Not Rom, Spaceknight, you may notice. It seems the designation stayed with Marvel when IDW got the comic rights to the property from Hasbro. But the basic set-up established by writer Bill Mantlo and artist Sal Buscema in 1979 remains, with a silver cyborg sent to Earth to upend a secret invasion by the name-says-it-all Dire Wraiths. In just 11 pages we see rebooted Rom's first encounter with US authorities within whose ranks the shape-changing wizards lurk.
I'm not sure why it takes two writers to provide this pretty simple prologue to the upcoming Rom #1 but Chris Ryall and Christos Gage do a decent job, providing a taster while leaving, presumably, the meat for the monthly.
Things get a tad bloody, which doesn't match the tone of David Messina's full-colour illustrations, which look for all the world like Seventies in-comic toy ad art. On the one hand, it's an interesting callback, on the other, it looks a tad 'kiddie'. I doubt Messina - who gets an inking assist from Michele Pasta - is responsible for the tweaks to Rom's armour, which are minor but enough to mar the enjoyment.
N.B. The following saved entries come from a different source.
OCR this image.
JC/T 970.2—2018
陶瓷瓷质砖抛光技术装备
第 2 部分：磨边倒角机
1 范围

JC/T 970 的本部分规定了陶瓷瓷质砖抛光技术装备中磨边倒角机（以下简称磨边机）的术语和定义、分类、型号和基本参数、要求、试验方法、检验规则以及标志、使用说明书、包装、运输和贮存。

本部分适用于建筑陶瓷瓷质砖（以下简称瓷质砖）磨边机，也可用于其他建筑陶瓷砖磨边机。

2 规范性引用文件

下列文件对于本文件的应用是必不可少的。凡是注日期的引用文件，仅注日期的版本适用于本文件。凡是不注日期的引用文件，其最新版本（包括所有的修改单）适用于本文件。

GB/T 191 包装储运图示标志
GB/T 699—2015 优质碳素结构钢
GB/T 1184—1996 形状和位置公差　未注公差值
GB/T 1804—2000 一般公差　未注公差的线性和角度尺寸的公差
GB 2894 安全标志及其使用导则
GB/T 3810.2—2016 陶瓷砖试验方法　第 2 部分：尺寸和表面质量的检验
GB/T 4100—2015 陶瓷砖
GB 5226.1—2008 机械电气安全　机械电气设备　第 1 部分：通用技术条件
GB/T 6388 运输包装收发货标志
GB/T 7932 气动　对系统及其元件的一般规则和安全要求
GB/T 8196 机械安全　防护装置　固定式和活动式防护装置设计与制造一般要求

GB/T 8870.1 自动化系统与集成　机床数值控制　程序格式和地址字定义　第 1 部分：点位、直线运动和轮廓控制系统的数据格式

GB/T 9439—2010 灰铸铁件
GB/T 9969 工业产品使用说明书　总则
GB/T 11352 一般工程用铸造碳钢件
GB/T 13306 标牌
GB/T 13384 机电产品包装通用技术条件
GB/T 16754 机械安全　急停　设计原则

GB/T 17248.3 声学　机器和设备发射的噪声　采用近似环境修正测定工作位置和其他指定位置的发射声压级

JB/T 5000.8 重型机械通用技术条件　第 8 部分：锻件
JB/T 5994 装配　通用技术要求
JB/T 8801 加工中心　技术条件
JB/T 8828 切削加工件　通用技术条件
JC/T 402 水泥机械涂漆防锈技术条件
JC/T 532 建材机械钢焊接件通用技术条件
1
Apart from four pages of Rom model sheets, two of which may as well be a Spot the Difference, the rest of the book goes to surprise strip Action Man. Based on the old UK version of GI Joe, it features similarly simplistic artwork - this time from Chris Evenhuis - but it suits the script's light tome. John Barber's story sees Britain's greatest secret agent challenged to stop Armageddon with only a member of his support team 'with ideas above his station' to help. It's good clean fun with a nice hook for the ongoing.
With a superb cover by Zach Howard and Nelson Daniel, Rom #0 is a fun freebie to kick off a couple of new series. I may well try them both.